目の前で、高齢の男性と中年の男性が揉めている。
「どういうつもりだ!」
中年の男性が高齢の男性に怒鳴る。
「うるさい!」
高齢の男性も負けてはいない。
「運転するなとあれだけ言っただろうが!」
二人のやり取りを見て、高齢の男性は、今調べている交通事故の加害者、加茂善三だとわかった。そして、中年の男性は加茂善三の息子で、県会議員の加茂正だった。
交通事故を起こしたことで、議員としても道義的責任を問われているのは知っていた。
「お前の力など借りぬわ。」
加茂善三は吐き捨てるように言った。
「そうか、それなら勝手にしろ!親父とはもともと血のつながりなどないんだ。勝手にしろ!」
加茂正はそういって出て行った。
『事件は起きなかったな』
幽体になっている零士が呟く。
加茂善三は憮然とした表情で、広い和室に置かれた座卓に座った。
誰かが背後から近づいてくる。それは、風のような動きだった。
「うう・・。」
うめき声が漏れる。そのまま、加茂善三が倒れた。頭には、鉈が深く食い込んでいた。背後から来た男が一撃で加茂善三を殺害した。そして、身じろぎもせず、すっと部屋を出て行った。
零士が加茂善三に近寄ると、すでにこと切れていた。
『今のは誰だ?』
零士がそう思ったと同時に、目が覚めた。
零士は、すぐ五十嵐に連絡した。
「事件が起きた。加茂善三氏が殺された。」
「わかったわ。近くの駐在に行って確認してもらうわ。」
零士も現場に向かおうと立ち上がったが、眩暈がして起き上がれない。
ベッドの上の天井がグラグラと動いているような感覚。そのうえ、両手両足に力を入れようとしてもどうにもならない。

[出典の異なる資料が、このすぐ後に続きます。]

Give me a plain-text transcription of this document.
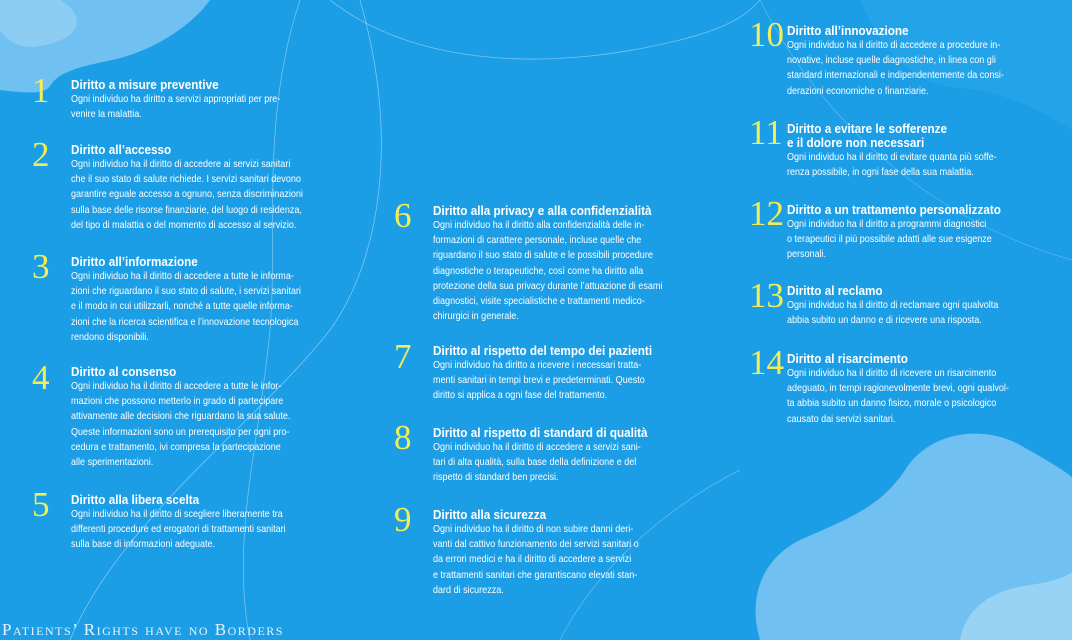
1 Diritto a misure preventive
Ogni individuo ha diritto a servizi appropriati per pre-
venire la malattia.
2 Diritto all’accesso
Ogni individuo ha il diritto di accedere ai servizi sanitari
che il suo stato di salute richiede. I servizi sanitari devono
garantire eguale accesso a ognuno, senza discriminazioni
sulla base delle risorse finanziarie, del luogo di residenza,
del tipo di malattia o del momento di accesso al servizio.
3 Diritto all’informazione
Ogni individuo ha il diritto di accedere a tutte le informa-
zioni che riguardano il suo stato di salute, i servizi sanitari
e il modo in cui utilizzarli, nonché a tutte quelle informa-
zioni che la ricerca scientifica e l’innovazione tecnologica
rendono disponibili.
4 Diritto al consenso
Ogni individuo ha il diritto di accedere a tutte le infor-
mazioni che possono metterlo in grado di partecipare
attivamente alle decisioni che riguardano la sua salute.
Queste informazioni sono un prerequisito per ogni pro-
cedura e trattamento, ivi compresa la partecipazione
alle sperimentazioni.
5 Diritto alla libera scelta
Ogni individuo ha il diritto di scegliere liberamente tra
differenti procedure ed erogatori di trattamenti sanitari
sulla base di informazioni adeguate.
6 Diritto alla privacy e alla confidenzialità
Ogni individuo ha il diritto alla confidenzialità delle in-
formazioni di carattere personale, incluse quelle che
riguardano il suo stato di salute e le possibili procedure
diagnostiche o terapeutiche, così come ha diritto alla
protezione della sua privacy durante l’attuazione di esami
diagnostici, visite specialistiche e trattamenti medico-
chirurgici in generale.
7 Diritto al rispetto del tempo dei pazienti
Ogni individuo ha diritto a ricevere i necessari tratta-
menti sanitari in tempi brevi e predeterminati. Questo
diritto si applica a ogni fase del trattamento.
8 Diritto al rispetto di standard di qualità
Ogni individuo ha il diritto di accedere a servizi sani-
tari di alta qualità, sulla base della definizione e del
rispetto di standard ben precisi.
9 Diritto alla sicurezza
Ogni individuo ha il diritto di non subire danni deri-
vanti dal cattivo funzionamento dei servizi sanitari o
da errori medici e ha il diritto di accedere a servizi
e trattamenti sanitari che garantiscano elevati stan-
dard di sicurezza.
10 Diritto all’innovazione
Ogni individuo ha il diritto di accedere a procedure in-
novative, incluse quelle diagnostiche, in linea con gli
standard internazionali e indipendentemente da consi-
derazioni economiche o finanziarie.
11 Diritto a evitare le sofferenze
e il dolore non necessari
Ogni individuo ha il diritto di evitare quanta più soffe-
renza possibile, in ogni fase della sua malattia.
12 Diritto a un trattamento personalizzato
Ogni individuo ha il diritto a programmi diagnostici
o terapeutici il più possibile adatti alle sue esigenze
personali.
13 Diritto al reclamo
Ogni individuo ha il diritto di reclamare ogni qualvolta
abbia subito un danno e di ricevere una risposta.
14 Diritto al risarcimento
Ogni individuo ha il diritto di ricevere un risarcimento
adeguato, in tempi ragionevolmente brevi, ogni qualvol-
ta abbia subito un danno fisico, morale o psicologico
causato dai servizi sanitari.
Patients’ Rights have no Borders
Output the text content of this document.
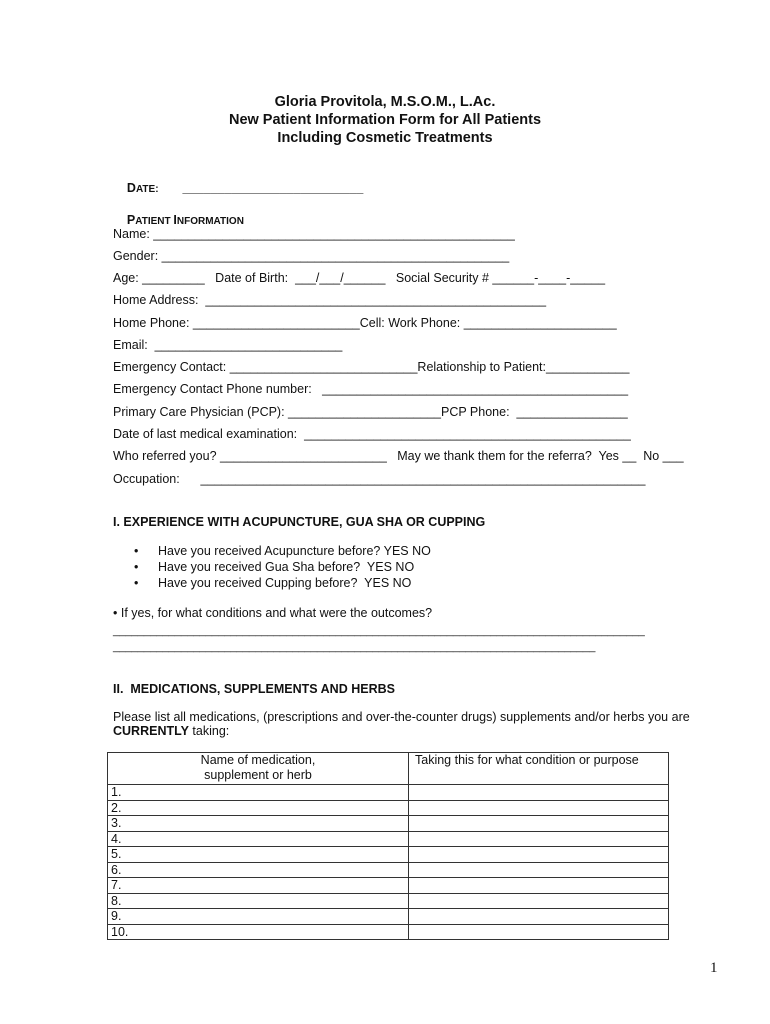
Gloria Provitola, M.S.O.M., L.Ac.
New Patient Information Form for All Patients
Including Cosmetic Treatments

DATE: __________________________

PATIENT INFORMATION

Name: ____________________________________________________
Gender: __________________________________________________
Age: _________   Date of Birth:  ___/___/______   Social Security # ______-____-_____
Home Address:  _________________________________________________
Home Phone: ________________________Cell: Work Phone: ______________________
Email:  ___________________________
Emergency Contact: ___________________________Relationship to Patient:____________
Emergency Contact Phone number:   ____________________________________________
Primary Care Physician (PCP): ______________________PCP Phone:  ________________
Date of last medical examination:  _______________________________________________
Who referred you? ________________________   May we thank them for the referra?  Yes __  No ___
Occupation:      ________________________________________________________________
I. EXPERIENCE WITH ACUPUNCTURE, GUA SHA OR CUPPING
• Have you received Acupuncture before? YES NO
• Have you received Gua Sha before?  YES NO
• Have you received Cupping before?  YES NO
• If yes, for what conditions and what were the outcomes?
______________________________________________________________________________________
______________________________________________________________________________
II.  MEDICATIONS, SUPPLEMENTS AND HERBS
Please list all medications, (prescriptions and over-the-counter drugs) supplements and/or herbs you are
CURRENTLY taking:
Name of medication,
supplement or herb	Taking this for what condition or purpose
1.	
2.	
3.	
4.	
5.	
6.	
7.	
8.	
9.	
10.	
1
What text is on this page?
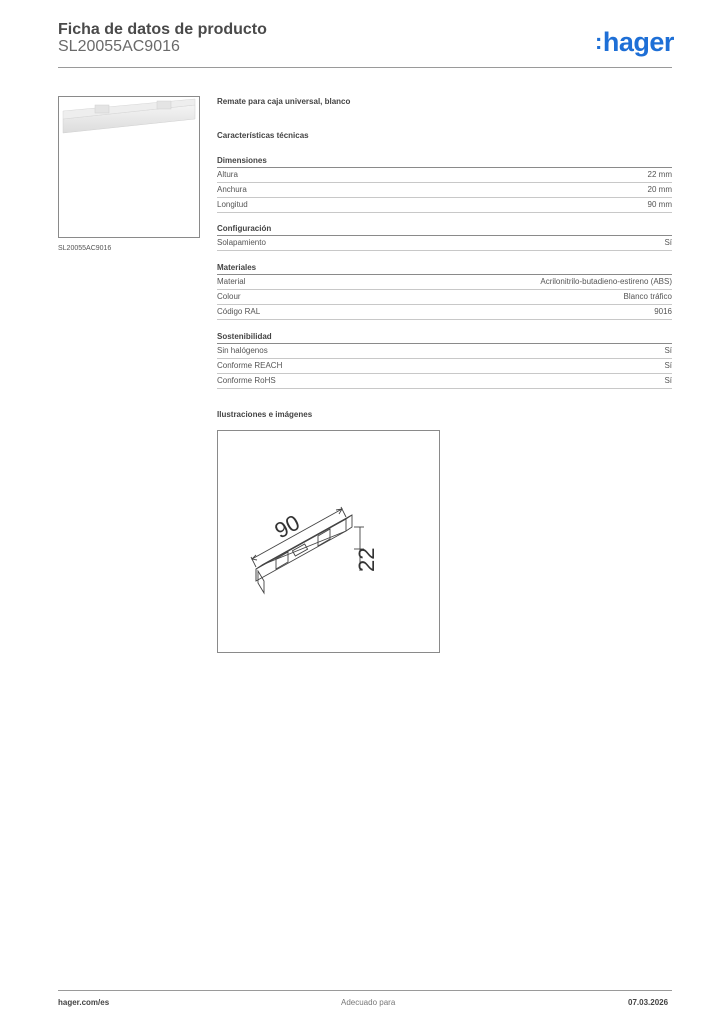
Ficha de datos de producto
SL20055AC9016	:hager
SL20055AC9016
Remate para caja universal, blanco
Características técnicas
Dimensiones
Altura	22 mm
Anchura	20 mm
Longitud	90 mm
Configuración
Solapamiento	Sí
Materiales
Material	Acrilonitrilo-butadieno-estireno (ABS)
Colour	Blanco tráfico
Código RAL	9016
Sostenibilidad
Sin halógenos	Sí
Conforme REACH	Sí
Conforme RoHS	Sí
Ilustraciones e imágenes
90
22
hager.com/es	Adecuado para	07.03.2026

そのうち、なぜかふわふわした感覚に包まれ、自分の意識だけが体から離れていくように感じた。
「動いたわね。」
零士の監視を続けていた剣崎がトレーラーハウスのソファに座って言った。
「ええ・・やはり、アストラルコントロールを受けていますね。」
レイが答える。
「急がないと、零士さん、危ない。」
マリアが言った。
「大丈夫だ。私が先に行って、肉体に留まるように力を与えよう。」
伊尾木の思念波の塊が、マリアの体から抜け出て、光となって飛んで行った。